Axios: Nearly $500 million spent on ads for Georgia Senate races.
“And I hope Mike Pence comes through for us, I have to tell you. I hope that our great Vice President comes through for us, he’s a great guy. Of course, if he doesn’t come through, I won’t like him quite as much…” — President Trump, at a rally in Georgia, on Mike Pence overseeing the electoral vote tally in the U.S. Senate.
Tom Nichols: “Forget all the whispered denials and the off-the-record expressions of concern in private; ignore the knowing smirks on camera from GOP officials who are desperately trying to indicate that they’re in on the joke. Brush aside the caviling of the anti-anti-Trump writers who would rather talk about that time in 2017 when some Democrats objected to the Electoral College vote (and were gaveled down by Joe Biden himself).”

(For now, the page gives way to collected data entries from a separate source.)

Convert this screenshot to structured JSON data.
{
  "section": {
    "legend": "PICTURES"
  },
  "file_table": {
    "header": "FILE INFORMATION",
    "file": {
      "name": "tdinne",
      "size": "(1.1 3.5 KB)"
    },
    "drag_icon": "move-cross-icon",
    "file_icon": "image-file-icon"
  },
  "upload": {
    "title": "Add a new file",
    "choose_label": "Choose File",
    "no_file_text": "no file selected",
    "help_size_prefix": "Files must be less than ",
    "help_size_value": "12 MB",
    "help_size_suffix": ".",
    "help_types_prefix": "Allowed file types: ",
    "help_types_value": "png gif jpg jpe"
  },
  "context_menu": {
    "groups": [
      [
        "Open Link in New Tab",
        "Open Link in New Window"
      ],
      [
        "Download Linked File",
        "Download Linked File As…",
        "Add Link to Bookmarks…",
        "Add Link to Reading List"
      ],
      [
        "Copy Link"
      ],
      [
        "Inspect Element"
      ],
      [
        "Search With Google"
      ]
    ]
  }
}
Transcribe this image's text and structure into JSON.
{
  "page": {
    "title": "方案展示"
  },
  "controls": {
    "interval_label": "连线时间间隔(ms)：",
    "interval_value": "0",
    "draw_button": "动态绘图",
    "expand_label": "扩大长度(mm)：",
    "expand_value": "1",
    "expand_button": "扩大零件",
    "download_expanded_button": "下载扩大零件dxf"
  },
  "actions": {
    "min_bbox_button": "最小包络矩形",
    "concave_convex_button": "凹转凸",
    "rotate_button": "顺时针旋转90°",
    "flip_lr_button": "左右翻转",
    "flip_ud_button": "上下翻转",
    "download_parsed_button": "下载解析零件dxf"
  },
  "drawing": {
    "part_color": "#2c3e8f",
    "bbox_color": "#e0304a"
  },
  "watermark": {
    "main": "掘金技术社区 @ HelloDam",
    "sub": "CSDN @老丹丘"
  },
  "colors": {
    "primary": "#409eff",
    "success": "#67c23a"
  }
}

“This is sedition, plain and simple. No amount of playacting and rationalizing can change the fact that the majority of the Republican Party and its apologists are advocating for the overthrow of an American election and the continued rule of a sociopathic autocrat.”
Jonathan Chait: “Trump has spent his entire presidency battering away at democratic norms. He has been previewing his intention to deny the legitimacy of the election since before the 2016 election, which he relentlessly dismissed as rigged. He has been hinting at his intention to stay in office beyond his constitutionally allotted term since at least 2019, when he began saying ‘the people’ would ‘demand’ he stay in office ‘longer’ than eight years.”
“To support Trump’s reelection was always to endorse an attack on democracy. The chief divide between the party was between those Republicans who denied Trump’s clearly signaled intent to attack the democratic system, and those who reveled in it.”